Alyssa Edwards: Life, Love & Lashes Tour (Lyric Theatre, 8 p.m., $35-$75) — Known for, among other things, her appearances on RuPaul’s Drag Race Season 5 and RuPaul’s Drag Race: All Stars Season 2, as well as the Netflix docuseries Dancing Queen (which chronicles her hometown life and work as the head of a dance studio in Mesquite, TX), Alyssa Edwards is following up her successful run in London’s West End with a trip home to the states. Get ready for anecdotes, dance numbers, costumes and plenty of tongue pops.

Kishi Bashi – 151a 10th Anniversary Tour | Tall Tall Trees (Saturn, 8 p.m., $20) — Kishi Bashi’s debut album 151a was released in 2012 to widespread acclaim, and remains a delightful listen to this day, in this one’s opinion. Now he tours in honor of its staying power, promoting a simultaneous release of a special 10th anniversary edition of the album.

Tiny Dinosaur with Kaydee Mulvehill and Rebecca Egeland (The Nick, 10 p.m., $8/$10) — “Folk” seems an awfully simple shackle to bear for the genre-bending sound that Tiny Dinosaur make. Despite the instrumentation being folk-appropriate, they’re playing with all sorts of different textures, from Squirrel Nut Zippers-esque apocalyptic swing to loungey crooners.


Leela James / Clinton Babers (Iron City, 8 p.m., $29.50-$600) — It seems contradictory that an artist could be labeled as both neo-soul and retro-soul, but whatever you want to call Leela James’s sultry-with-a-hint-of-grit sound, it’s a pretty sweet listen.

Kinky Boots (Red Mountain Theatre, 8 p.m., $20-$65) — It’s opening night for this film-to-musical production about the redeeming qualities of sexy footwear and the power of drag to save small business. Fans of the ’80s will be happy to hear that the music and lyrics are by Cyndi Lauper and the book by Harvey Fierstein.

Superchunk | Reigning Sound (Saturn, 8:30 p.m., $22) — Superchunk are some pretty cool cats, tbh. Dig those fuzz-punk melodies, and they chose freedom over dollars so many times throughout their career, you have to respect their belief in themselves. Hooray for happy endings.


African Heritage Festival (Birmingham Museum of Art, 10 a.m., Free) — Get your Djembe on at the African Heritage Festival. Quite literally, in fact, since you will be able to make one for your very own at the event, but also quite figuratively, since Djembe means “Gather in Peace” according to the event’s website.

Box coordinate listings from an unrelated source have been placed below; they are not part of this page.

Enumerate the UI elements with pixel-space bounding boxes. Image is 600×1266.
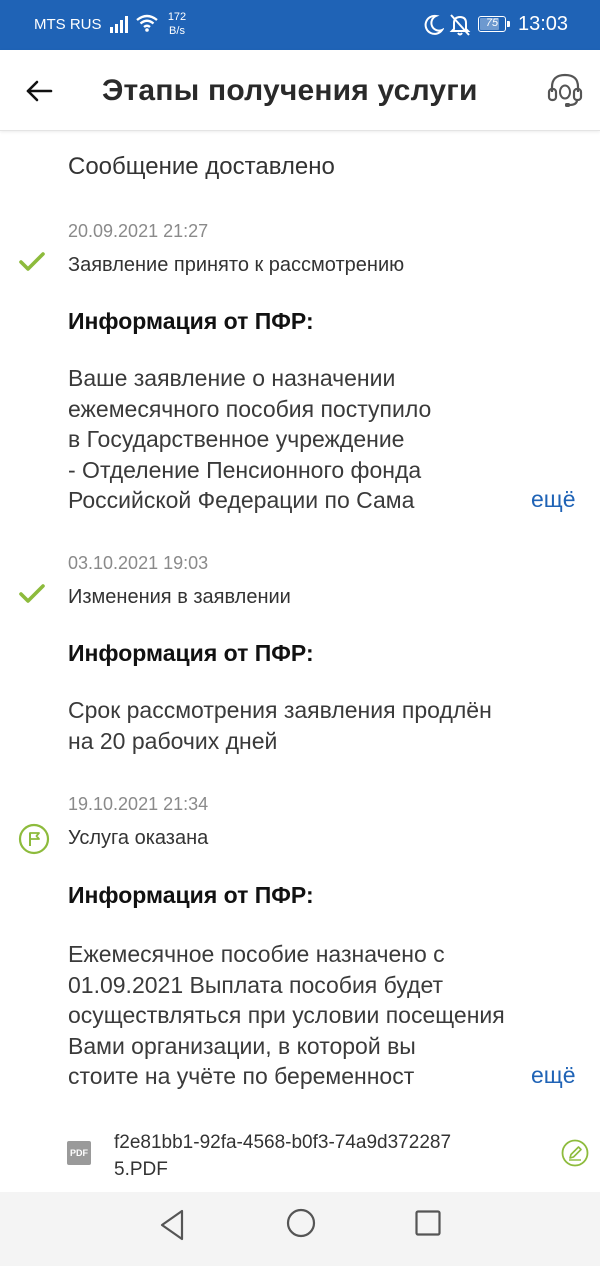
show-more-link[interactable]: ещё [531, 1062, 576, 1089]
circle-home-icon[interactable] [285, 1207, 317, 1239]
wifi-icon [136, 14, 158, 32]
moon-icon [424, 14, 444, 35]
system-nav-bar [0, 1192, 600, 1266]
triangle-back-icon[interactable] [158, 1208, 186, 1242]
signal-icon [110, 16, 128, 33]
stage-label: Изменения в заявлении [68, 586, 291, 608]
initial-status: Сообщение доставлено [68, 153, 335, 180]
arrow-left-icon[interactable] [20, 72, 58, 110]
stage-label: Услуга оказана [68, 827, 209, 849]
square-recents-icon[interactable] [414, 1209, 442, 1237]
check-icon [19, 584, 45, 603]
info-title: Информация от ПФР: [68, 640, 314, 666]
timeline-content[interactable]: Сообщение доставлено 20.09.2021 21:27 За… [0, 130, 600, 1192]
status-bar: MTS RUS 172 B/s 75 13:03 [0, 0, 600, 50]
stage-date: 03.10.2021 19:03 [68, 553, 209, 573]
headset-icon[interactable] [545, 70, 585, 110]
bell-muted-icon [449, 14, 471, 36]
clock: 13:03 [518, 13, 569, 35]
signature-icon[interactable] [561, 1139, 589, 1167]
network-speed: 172 B/s [167, 11, 187, 37]
show-more-link[interactable]: ещё [531, 486, 576, 513]
info-title: Информация от ПФР: [68, 308, 314, 334]
stage-date: 20.09.2021 21:27 [68, 221, 209, 241]
flag-icon [18, 823, 50, 855]
carrier-name: MTS RUS [34, 16, 102, 33]
stage-label: Заявление принято к рассмотрению [68, 254, 405, 276]
page-title: Этапы получения услуги [102, 74, 478, 107]
stage-date: 19.10.2021 21:34 [68, 794, 209, 814]
info-message: Срок рассмотрения заявления продлён на 2… [68, 697, 492, 754]
app-bar: Этапы получения услуги [0, 50, 600, 131]
pdf-file-icon: PDF [67, 1141, 91, 1165]
check-icon [19, 252, 45, 271]
battery-indicator: 75 [478, 16, 506, 32]
info-title: Информация от ПФР: [68, 882, 314, 908]
attachment-file-name[interactable]: f2e81bb1-92fa-4568-b0f3-74a9d372287 5.PD… [114, 1129, 451, 1183]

Vulcan’s 118th Birthday Bash (Vulcan Park & Museum, 1 p.m., $6/$8) — Our big metal man is turning the page on yet another year since he was assembled from the bowels of Red Mountain, rejoice ye citizens of Birmingham. There will be free cookies and ice-cream. There will be live music and character appearances. There will be moonwalks and animal encounters and glitter tattoos, oh my! And most importantly, there will still be a giant iron god standing guard over our beloved city. When Godzilla comes, we’ll be ready.

The Bouquets’ Final Show with Special Guests: Seriously & B. Sonnier (Saturn, 8 p.m., Free) — It’s all-together too bad that this is the last show Birmingham band The Bouquets are going to play together. These alums of Birmingham label Earth Libraries and their spaced-out ’50s/’60s vibes are going to be missed, so come wish them a fond farewell.